ADELAIDE, Australia — Pregnancy brings about all sorts of body changes for women. One of those can be gestational diabetes. For some mothers-to-be, placental hormones that elevate blood sugar levels, causing a form of the condition which can eventually develop into type 2 diabetes. However, a new study reveals that pregnant women can prevent gestational diabetes from becoming a chronic condition through intermittent fasting.
Type 2 diabetes can cause major illnesses such as cardiovascular disease. Additionally, some cancers have been linked to type 2 diabetes. Obesity is a common risk factor for the development of diabetes, but other variables can trigger it as well — including the onset of gestational diabetes.
Roughly 20 percent of all pregnancies lead to the development of gestational diabetes. Those women have a risk of developing type 2 diabetes 10 times higher than others, especially if they are overweight.
Previous studies have shown that the reduction of overall weight after pregnancy can help to prevent the onset of type 2 diabetes, however, figuring out the ideal strategy for weight management can prove challenging, especially for women who have just given birth.
Researchers from the University of South Australia found that the “5:2 diet,” or intermittent fasting, may help women successfully shed pounds and maintain a healthy weight better than a traditional calorie-reducing diet because it provides them with more flexibility and control over their health goals.

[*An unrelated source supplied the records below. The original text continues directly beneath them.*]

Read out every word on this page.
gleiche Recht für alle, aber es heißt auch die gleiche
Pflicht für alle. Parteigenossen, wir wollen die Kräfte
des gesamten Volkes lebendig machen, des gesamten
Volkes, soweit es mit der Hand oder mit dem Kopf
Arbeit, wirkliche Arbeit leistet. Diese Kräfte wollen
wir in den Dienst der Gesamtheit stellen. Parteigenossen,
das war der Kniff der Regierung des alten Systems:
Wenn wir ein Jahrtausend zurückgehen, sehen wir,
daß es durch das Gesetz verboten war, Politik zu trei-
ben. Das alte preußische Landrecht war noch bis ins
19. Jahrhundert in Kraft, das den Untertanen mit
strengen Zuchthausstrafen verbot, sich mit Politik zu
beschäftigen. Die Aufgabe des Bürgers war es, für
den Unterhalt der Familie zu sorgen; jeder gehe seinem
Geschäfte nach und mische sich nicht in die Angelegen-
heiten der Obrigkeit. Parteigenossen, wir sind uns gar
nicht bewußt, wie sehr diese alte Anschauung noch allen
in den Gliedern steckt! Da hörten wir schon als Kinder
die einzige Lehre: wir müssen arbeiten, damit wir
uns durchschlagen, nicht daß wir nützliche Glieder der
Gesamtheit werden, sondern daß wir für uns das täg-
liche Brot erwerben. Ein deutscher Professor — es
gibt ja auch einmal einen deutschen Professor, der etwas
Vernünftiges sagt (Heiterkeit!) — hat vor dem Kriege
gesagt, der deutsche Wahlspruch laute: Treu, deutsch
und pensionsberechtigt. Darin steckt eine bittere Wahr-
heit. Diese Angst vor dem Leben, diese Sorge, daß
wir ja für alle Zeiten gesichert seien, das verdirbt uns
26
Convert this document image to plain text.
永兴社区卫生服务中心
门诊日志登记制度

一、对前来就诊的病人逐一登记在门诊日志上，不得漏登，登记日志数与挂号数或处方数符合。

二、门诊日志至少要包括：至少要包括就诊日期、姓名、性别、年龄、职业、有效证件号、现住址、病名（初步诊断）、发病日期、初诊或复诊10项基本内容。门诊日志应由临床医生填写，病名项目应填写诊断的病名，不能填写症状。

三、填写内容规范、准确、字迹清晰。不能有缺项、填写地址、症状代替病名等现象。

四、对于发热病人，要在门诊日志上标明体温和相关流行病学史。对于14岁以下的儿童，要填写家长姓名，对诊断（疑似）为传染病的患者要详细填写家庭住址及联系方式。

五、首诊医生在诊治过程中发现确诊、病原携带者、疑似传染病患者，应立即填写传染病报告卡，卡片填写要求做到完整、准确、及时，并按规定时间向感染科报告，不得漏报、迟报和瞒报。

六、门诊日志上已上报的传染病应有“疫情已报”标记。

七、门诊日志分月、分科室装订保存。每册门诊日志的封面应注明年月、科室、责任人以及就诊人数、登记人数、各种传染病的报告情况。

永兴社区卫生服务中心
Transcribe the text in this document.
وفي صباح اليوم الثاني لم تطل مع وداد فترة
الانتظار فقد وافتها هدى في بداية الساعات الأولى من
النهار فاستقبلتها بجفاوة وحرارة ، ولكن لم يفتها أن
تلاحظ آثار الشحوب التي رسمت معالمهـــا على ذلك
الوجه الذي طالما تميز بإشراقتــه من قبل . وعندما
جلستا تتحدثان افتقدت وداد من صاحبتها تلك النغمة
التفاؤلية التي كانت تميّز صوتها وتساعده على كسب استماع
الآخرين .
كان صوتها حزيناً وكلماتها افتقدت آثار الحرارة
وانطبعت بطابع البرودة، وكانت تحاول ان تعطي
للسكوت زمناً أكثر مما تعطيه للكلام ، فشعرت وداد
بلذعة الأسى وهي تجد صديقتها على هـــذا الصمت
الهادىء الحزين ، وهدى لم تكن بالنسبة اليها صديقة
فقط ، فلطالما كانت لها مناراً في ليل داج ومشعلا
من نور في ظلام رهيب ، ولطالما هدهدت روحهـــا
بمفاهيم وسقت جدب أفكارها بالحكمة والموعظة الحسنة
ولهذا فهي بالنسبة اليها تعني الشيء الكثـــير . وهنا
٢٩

Fasting can make weight loss easier after pregnancy
The study lasted for one year. Researchers gathered 62 women diagnosed with gestational diabetes and placed them into two groups. One consumed a steady diet of 1,500 calories per day and one used the 5:2 diet, which reduced their calorie intake to 500 two days out of the week. Results show that either diet lowers overall weight in the same amount and rate, however, the 5:2 diet, according to the study, was easier to manage.

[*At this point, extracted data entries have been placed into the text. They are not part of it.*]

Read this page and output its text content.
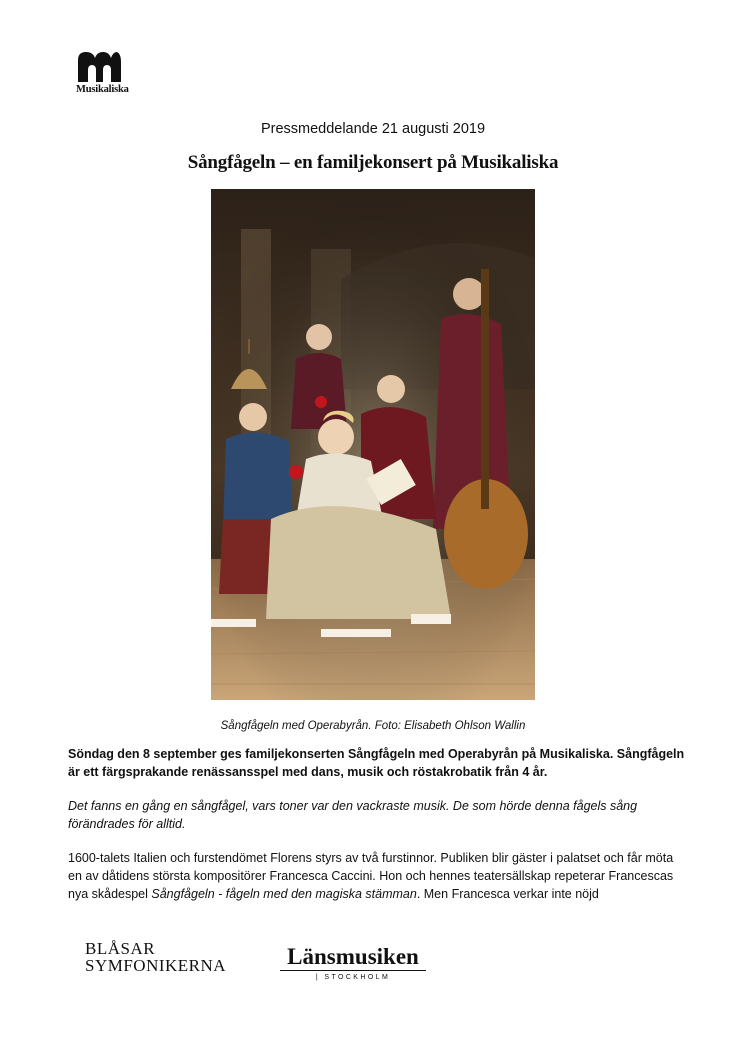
Musikaliska
Pressmeddelande 21 augusti 2019
Sångfågeln – en familjekonsert på Musikaliska
Sångfågeln med Operabyrån. Foto: Elisabeth Ohlson Wallin

Söndag den 8 september ges familjekonserten Sångfågeln med Operabyrån på Musikaliska. Sångfågeln är ett färgsprakande renässansspel med dans, musik och röstakrobatik från 4 år.

Det fanns en gång en sångfågel, vars toner var den vackraste musik. De som hörde denna fågels sång förändrades för alltid.

1600-talets Italien och furstendömet Florens styrs av två furstinnor. Publiken blir gäster i palatset och får möta en av dåtidens största kompositörer Francesca Caccini. Hon och hennes teatersällskap repeterar Francescas nya skådespel Sångfågeln - fågeln med den magiska stämman. Men Francesca verkar inte nöjd

BLÅSAR
SYMFONIKERNA	Länsmusiken
| STOCKHOLM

“Gestational diabetes is the fastest growing type of diabetes in Australia, affecting 15% of pregnancies,” says lead scientist Dr. Kristy Gray in a university release. “Healthy eating and regular physical activity are recommended to manage gestational diabetes, with continuous energy restriction diets – or diets that cut calories by 25-30% – being the most common strategy for weight loss and diabetes prevention.”

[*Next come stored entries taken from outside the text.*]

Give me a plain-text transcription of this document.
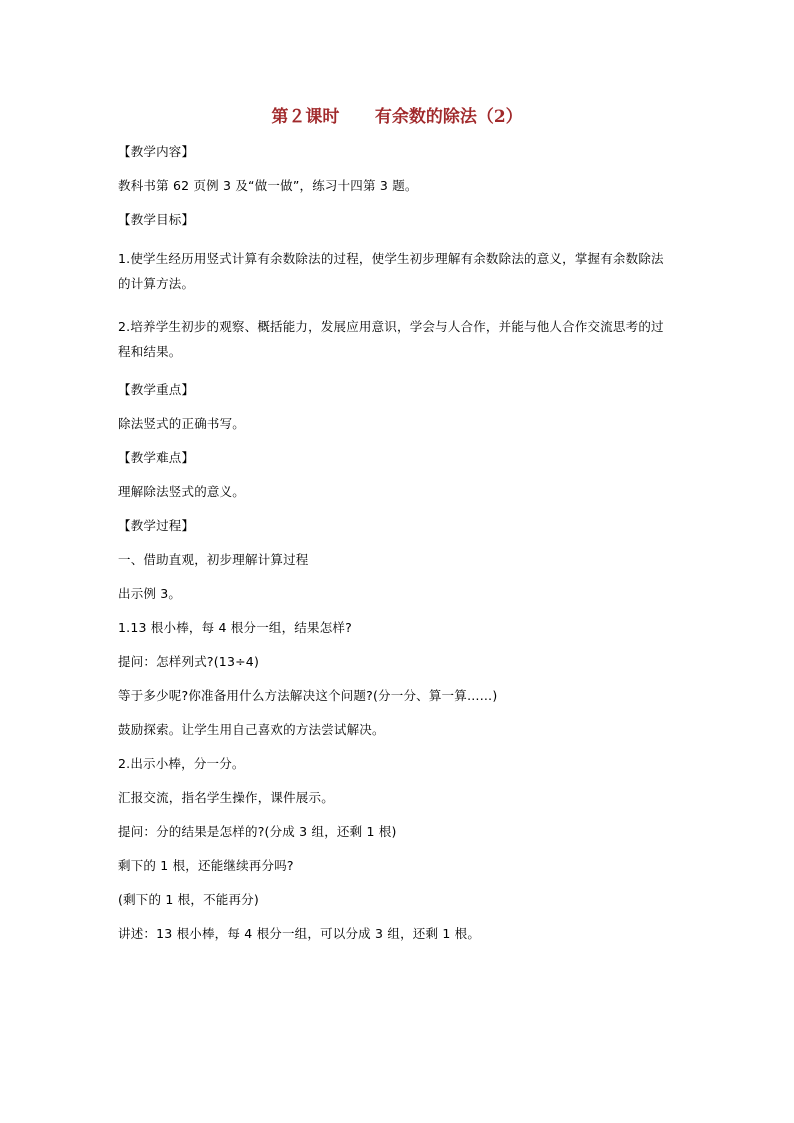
第２课时      有余数的除法（2）
【教学内容】
教科书第 62 页例 3 及“做一做”，练习十四第 3 题。
【教学目标】
1.使学生经历用竖式计算有余数除法的过程，使学生初步理解有余数除法的意义，掌握有余数除法的计算方法。
2.培养学生初步的观察、概括能力，发展应用意识，学会与人合作，并能与他人合作交流思考的过程和结果。
【教学重点】
除法竖式的正确书写。
【教学难点】
理解除法竖式的意义。
【教学过程】
一、借助直观，初步理解计算过程
出示例 3。
1.13 根小棒，每 4 根分一组，结果怎样?
提问：怎样列式?(13÷4)
等于多少呢?你准备用什么方法解决这个问题?(分一分、算一算……)
鼓励探索。让学生用自己喜欢的方法尝试解决。
2.出示小棒，分一分。
汇报交流，指名学生操作，课件展示。
提问：分的结果是怎样的?(分成 3 组，还剩 1 根)
剩下的 1 根，还能继续再分吗?
(剩下的 1 根，不能再分)
讲述：13 根小棒，每 4 根分一组，可以分成 3 组，还剩 1 根。
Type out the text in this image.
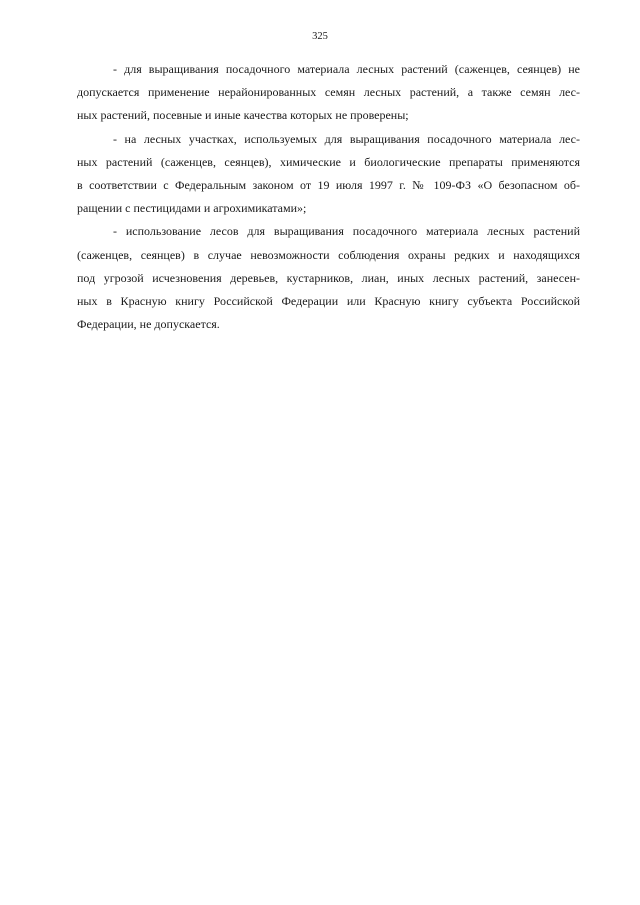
325
- для выращивания посадочного материала лесных растений (саженцев, сеянцев) не
допускается применение нерайонированных семян лесных растений, а также семян лес-
ных растений, посевные и иные качества которых не проверены;
- на лесных участках, используемых для выращивания посадочного материала лес-
ных растений (саженцев, сеянцев), химические и биологические препараты применяются
в соответствии с Федеральным законом от 19 июля 1997 г. № 109-ФЗ «О безопасном об-
ращении с пестицидами и агрохимикатами»;
- использование лесов для выращивания посадочного материала лесных растений
(саженцев, сеянцев) в случае невозможности соблюдения охраны редких и находящихся
под угрозой исчезновения деревьев, кустарников, лиан, иных лесных растений, занесен-
ных в Красную книгу Российской Федерации или Красную книгу субъекта Российской
Федерации, не допускается.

“The trouble is, however, that new moms often put themselves last – they’re struggling with fatigue and juggling family responsibilities – so when it comes to weight loss, many find it hard to stick to a low-calorie diet. The 5:2 diet may provide a less overwhelming option. As it only cuts calories over two days, some women may find it easier to adopt and adhere to, as opposed to a consistently low-calorie diet requiring constant management,” Dr. Gray continues.
“Our research shows that the 5:2 diet is just as effective at achieving weight loss as a continuous energy-restricted diet in women who have had gestational diabetes, which is great because it provides women with greater choice and control,” the study author concludes. “Of course, women should seek advice from a health professional before commencing this type of diet, to make sure that it is suitable for them.”
The findings appear in the American Journal of Clinical Nutrition.